Why takeaways appear to be growing, but aren’t
Quick service and takeaway brands are reporting growth, but operators must understand the nuance. A 5% increase in turnover during high inflation is a decline in real terms. Consumers are not spending more on food; they are replacing dining experiences with caloric consumption. Instead of families dining out together and ordering drinks and dessert, we now see a single takeaway meal shared at home. While this may keep volumes steady, it erodes value across the broader hospitality ecosystem.
The margin squeeze
Restaurants are now caught between three immovable pressures:
- Guests resist menu increases
- Suppliers continue increases
- Labour costs cannot be reduced below operational minimums
This creates the classic hospitality trap. We are selling more work for less money, at higher risk. Many operators are maintaining standards, staffing levels, and trading hours purely to protect brand reputation, while absorbing reduced profitability.
The reality
The industry is not failing, but it is fragile. Currently, for most restaurants:
- Cash flow is tight
- Stock levels are kept lean
- Wastage is being aggressively reduced
- Management hours are being cut
- Maintenance is delayed
- Refurbishments are postponed
And critically, operators are now relying on peak days (Fridays, month-end, holidays, and events) to sustain revenue for entire weeks.
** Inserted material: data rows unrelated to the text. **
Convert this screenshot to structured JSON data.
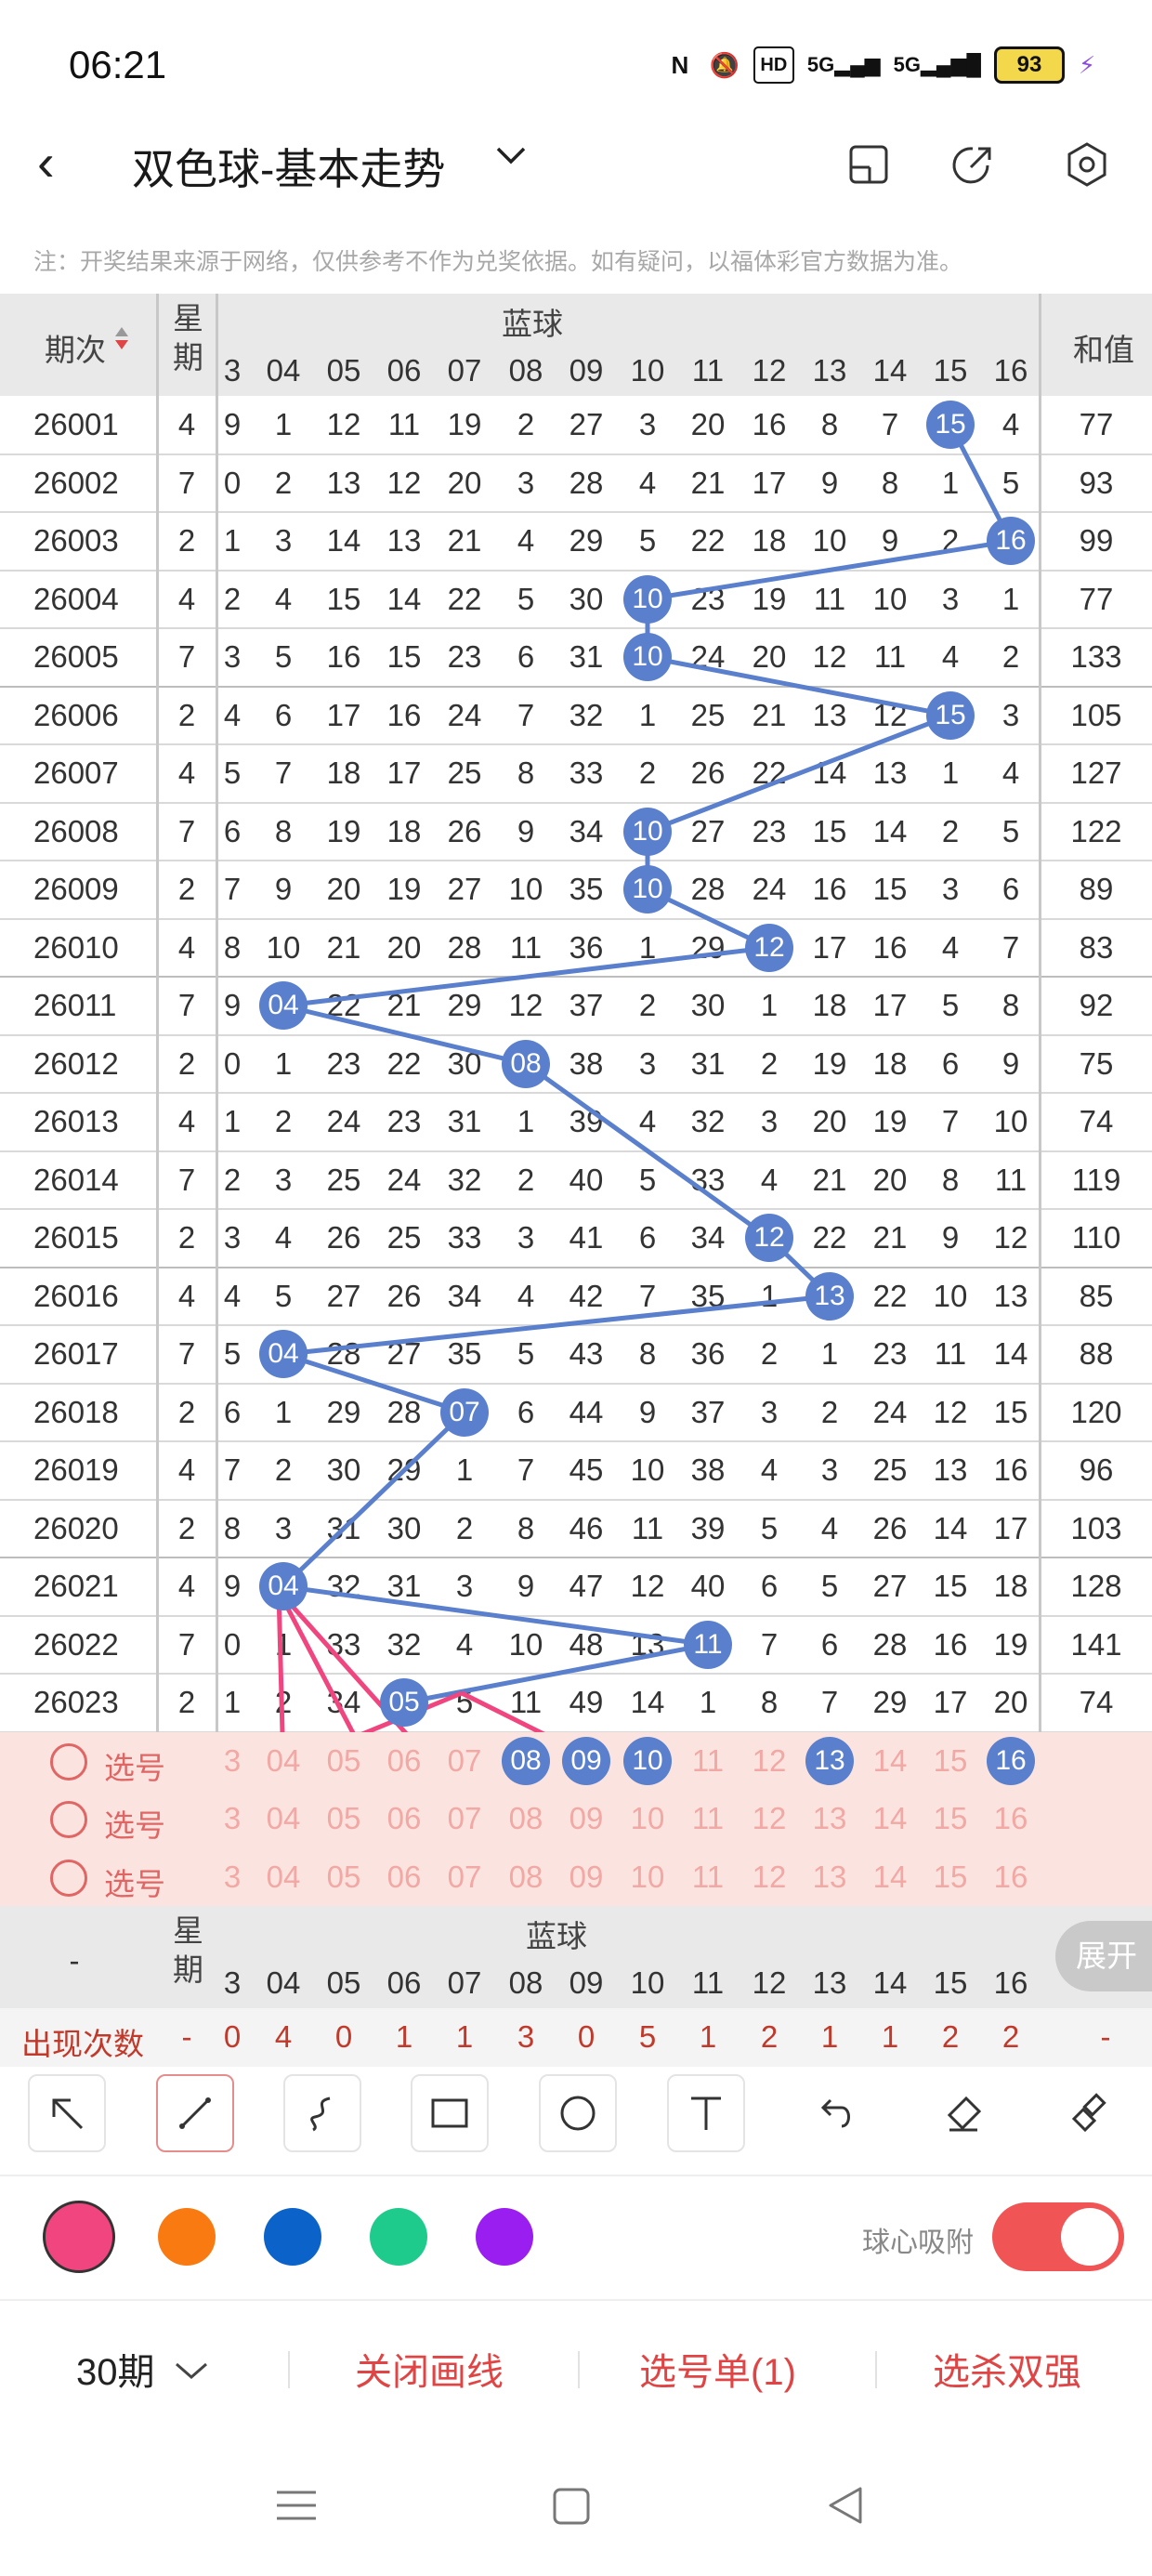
{
  "status": {
    "time": "06:21",
    "battery": "93",
    "icons": [
      "nfc-icon",
      "mute-icon",
      "hd-icon",
      "5g-signal-icon",
      "5g-signal-icon",
      "battery-icon",
      "charging-icon"
    ]
  },
  "header": {
    "title": "双色球-基本走势",
    "notice": "注：开奖结果来源于网络，仅供参考不作为兑奖依据。如有疑问，以福体彩官方数据为准。"
  },
  "table": {
    "issue_header": "期次",
    "week_header": "星期",
    "blue_header": "蓝球",
    "sum_header": "和值",
    "columns": [
      "3",
      "04",
      "05",
      "06",
      "07",
      "08",
      "09",
      "10",
      "11",
      "12",
      "13",
      "14",
      "15",
      "16"
    ],
    "rows": [
      {
        "issue": "26001",
        "week": "4",
        "cells": [
          "9",
          "1",
          "12",
          "11",
          "19",
          "2",
          "27",
          "3",
          "20",
          "16",
          "8",
          "7",
          "15",
          "4"
        ],
        "hit": 12,
        "sum": "77"
      },
      {
        "issue": "26002",
        "week": "7",
        "cells": [
          "0",
          "2",
          "13",
          "12",
          "20",
          "3",
          "28",
          "4",
          "21",
          "17",
          "9",
          "8",
          "1",
          "5"
        ],
        "hit": -1,
        "sum": "93"
      },
      {
        "issue": "26003",
        "week": "2",
        "cells": [
          "1",
          "3",
          "14",
          "13",
          "21",
          "4",
          "29",
          "5",
          "22",
          "18",
          "10",
          "9",
          "2",
          "16"
        ],
        "hit": 13,
        "sum": "99"
      },
      {
        "issue": "26004",
        "week": "4",
        "cells": [
          "2",
          "4",
          "15",
          "14",
          "22",
          "5",
          "30",
          "10",
          "23",
          "19",
          "11",
          "10",
          "3",
          "1"
        ],
        "hit": 7,
        "sum": "77"
      },
      {
        "issue": "26005",
        "week": "7",
        "cells": [
          "3",
          "5",
          "16",
          "15",
          "23",
          "6",
          "31",
          "10",
          "24",
          "20",
          "12",
          "11",
          "4",
          "2"
        ],
        "hit": 7,
        "sum": "133"
      },
      {
        "issue": "26006",
        "week": "2",
        "cells": [
          "4",
          "6",
          "17",
          "16",
          "24",
          "7",
          "32",
          "1",
          "25",
          "21",
          "13",
          "12",
          "15",
          "3"
        ],
        "hit": 12,
        "sum": "105"
      },
      {
        "issue": "26007",
        "week": "4",
        "cells": [
          "5",
          "7",
          "18",
          "17",
          "25",
          "8",
          "33",
          "2",
          "26",
          "22",
          "14",
          "13",
          "1",
          "4"
        ],
        "hit": -1,
        "sum": "127"
      },
      {
        "issue": "26008",
        "week": "7",
        "cells": [
          "6",
          "8",
          "19",
          "18",
          "26",
          "9",
          "34",
          "10",
          "27",
          "23",
          "15",
          "14",
          "2",
          "5"
        ],
        "hit": 7,
        "sum": "122"
      },
      {
        "issue": "26009",
        "week": "2",
        "cells": [
          "7",
          "9",
          "20",
          "19",
          "27",
          "10",
          "35",
          "10",
          "28",
          "24",
          "16",
          "15",
          "3",
          "6"
        ],
        "hit": 7,
        "sum": "89"
      },
      {
        "issue": "26010",
        "week": "4",
        "cells": [
          "8",
          "10",
          "21",
          "20",
          "28",
          "11",
          "36",
          "1",
          "29",
          "12",
          "17",
          "16",
          "4",
          "7"
        ],
        "hit": 9,
        "sum": "83"
      },
      {
        "issue": "26011",
        "week": "7",
        "cells": [
          "9",
          "04",
          "22",
          "21",
          "29",
          "12",
          "37",
          "2",
          "30",
          "1",
          "18",
          "17",
          "5",
          "8"
        ],
        "hit": 1,
        "sum": "92"
      },
      {
        "issue": "26012",
        "week": "2",
        "cells": [
          "0",
          "1",
          "23",
          "22",
          "30",
          "08",
          "38",
          "3",
          "31",
          "2",
          "19",
          "18",
          "6",
          "9"
        ],
        "hit": 5,
        "sum": "75"
      },
      {
        "issue": "26013",
        "week": "4",
        "cells": [
          "1",
          "2",
          "24",
          "23",
          "31",
          "1",
          "39",
          "4",
          "32",
          "3",
          "20",
          "19",
          "7",
          "10"
        ],
        "hit": -1,
        "sum": "74"
      },
      {
        "issue": "26014",
        "week": "7",
        "cells": [
          "2",
          "3",
          "25",
          "24",
          "32",
          "2",
          "40",
          "5",
          "33",
          "4",
          "21",
          "20",
          "8",
          "11"
        ],
        "hit": -1,
        "sum": "119"
      },
      {
        "issue": "26015",
        "week": "2",
        "cells": [
          "3",
          "4",
          "26",
          "25",
          "33",
          "3",
          "41",
          "6",
          "34",
          "12",
          "22",
          "21",
          "9",
          "12"
        ],
        "hit": 9,
        "sum": "110"
      },
      {
        "issue": "26016",
        "week": "4",
        "cells": [
          "4",
          "5",
          "27",
          "26",
          "34",
          "4",
          "42",
          "7",
          "35",
          "1",
          "13",
          "22",
          "10",
          "13"
        ],
        "hit": 10,
        "sum": "85"
      },
      {
        "issue": "26017",
        "week": "7",
        "cells": [
          "5",
          "04",
          "28",
          "27",
          "35",
          "5",
          "43",
          "8",
          "36",
          "2",
          "1",
          "23",
          "11",
          "14"
        ],
        "hit": 1,
        "sum": "88"
      },
      {
        "issue": "26018",
        "week": "2",
        "cells": [
          "6",
          "1",
          "29",
          "28",
          "07",
          "6",
          "44",
          "9",
          "37",
          "3",
          "2",
          "24",
          "12",
          "15"
        ],
        "hit": 4,
        "sum": "120"
      },
      {
        "issue": "26019",
        "week": "4",
        "cells": [
          "7",
          "2",
          "30",
          "29",
          "1",
          "7",
          "45",
          "10",
          "38",
          "4",
          "3",
          "25",
          "13",
          "16"
        ],
        "hit": -1,
        "sum": "96"
      },
      {
        "issue": "26020",
        "week": "2",
        "cells": [
          "8",
          "3",
          "31",
          "30",
          "2",
          "8",
          "46",
          "11",
          "39",
          "5",
          "4",
          "26",
          "14",
          "17"
        ],
        "hit": -1,
        "sum": "103"
      },
      {
        "issue": "26021",
        "week": "4",
        "cells": [
          "9",
          "04",
          "32",
          "31",
          "3",
          "9",
          "47",
          "12",
          "40",
          "6",
          "5",
          "27",
          "15",
          "18"
        ],
        "hit": 1,
        "sum": "128"
      },
      {
        "issue": "26022",
        "week": "7",
        "cells": [
          "0",
          "1",
          "33",
          "32",
          "4",
          "10",
          "48",
          "13",
          "11",
          "7",
          "6",
          "28",
          "16",
          "19"
        ],
        "hit": 8,
        "sum": "141"
      },
      {
        "issue": "26023",
        "week": "2",
        "cells": [
          "1",
          "2",
          "34",
          "05",
          "5",
          "11",
          "49",
          "14",
          "1",
          "8",
          "7",
          "29",
          "17",
          "20"
        ],
        "hit": 3,
        "sum": "74"
      }
    ],
    "pick_label": "选号",
    "pick_numbers": [
      "3",
      "04",
      "05",
      "06",
      "07",
      "08",
      "09",
      "10",
      "11",
      "12",
      "13",
      "14",
      "15",
      "16"
    ],
    "pick_selected": [
      5,
      6,
      7,
      10,
      13
    ],
    "footer_dash": "-",
    "expand_label": "展开",
    "count_label": "出现次数",
    "count_week": "-",
    "counts": [
      "0",
      "4",
      "0",
      "1",
      "1",
      "3",
      "0",
      "5",
      "1",
      "2",
      "1",
      "1",
      "2",
      "2"
    ],
    "count_sum": "-"
  },
  "toolbar": {
    "tools": [
      "select-arrow-icon",
      "line-icon",
      "curve-icon",
      "rectangle-icon",
      "circle-icon",
      "text-icon",
      "undo-icon",
      "eraser-icon",
      "clear-icon"
    ],
    "colors": [
      "#f0457f",
      "#f97a10",
      "#0b63c9",
      "#1fcb8c",
      "#9b1ef0"
    ],
    "snap_label": "球心吸附",
    "snap_on": true
  },
  "bottom": {
    "period": "30期",
    "close_lines": "关闭画线",
    "selection": "选号单(1)",
    "kill": "选杀双强"
  }
}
What this means for restaurateurs
Hospitality businesses are early indicators of economic stress because we depend entirely on discretionary income. Right now, the signals are clear. Consumer confidence is weak, and premium leisure spending is shrinking. Beverage revenue is collapsing, cost inflation is outpacing menu pricing, and disposable income is moving into non-hospitality digital platforms. We are no longer trading in a recovery environment. We are trading in a survival environment.
Right now, restaurants are surviving on sheer commitment rather than profits. Hospitality has always been, first and foremost, a people business. We employ more people per square metre than almost any other sector. Every shift feeds families, pays school fees, trains young staff into careers, and creates places where communities gather, celebrate milestones, and simply feel human again after long days and difficult times.
We know the hours are long, the margins thin, and the risks real, but we also know why we stay. We do it because restaurants matter. They are economic engines, social anchors, and training grounds all in one. The sector has weathered recessions, load-shedding, pandemics, and regulation before. Operators are, by nature, resilient entrepreneurs. We adapt menus, re-engineer costs, refine service models, and reinvent experiences – this is what hospitality does best.
As the old industry saying goes: People may postpone dining out, but they never stop needing places to come together. While this is undeniably a difficult trading cycle, it is not the end of the story. We will tighten, innovate, support one another, and continue serving – because we care about our staff and the communities built around our tables.
And as we always have, this industry will do what it has done time and again: We will survive, and then we will thrive.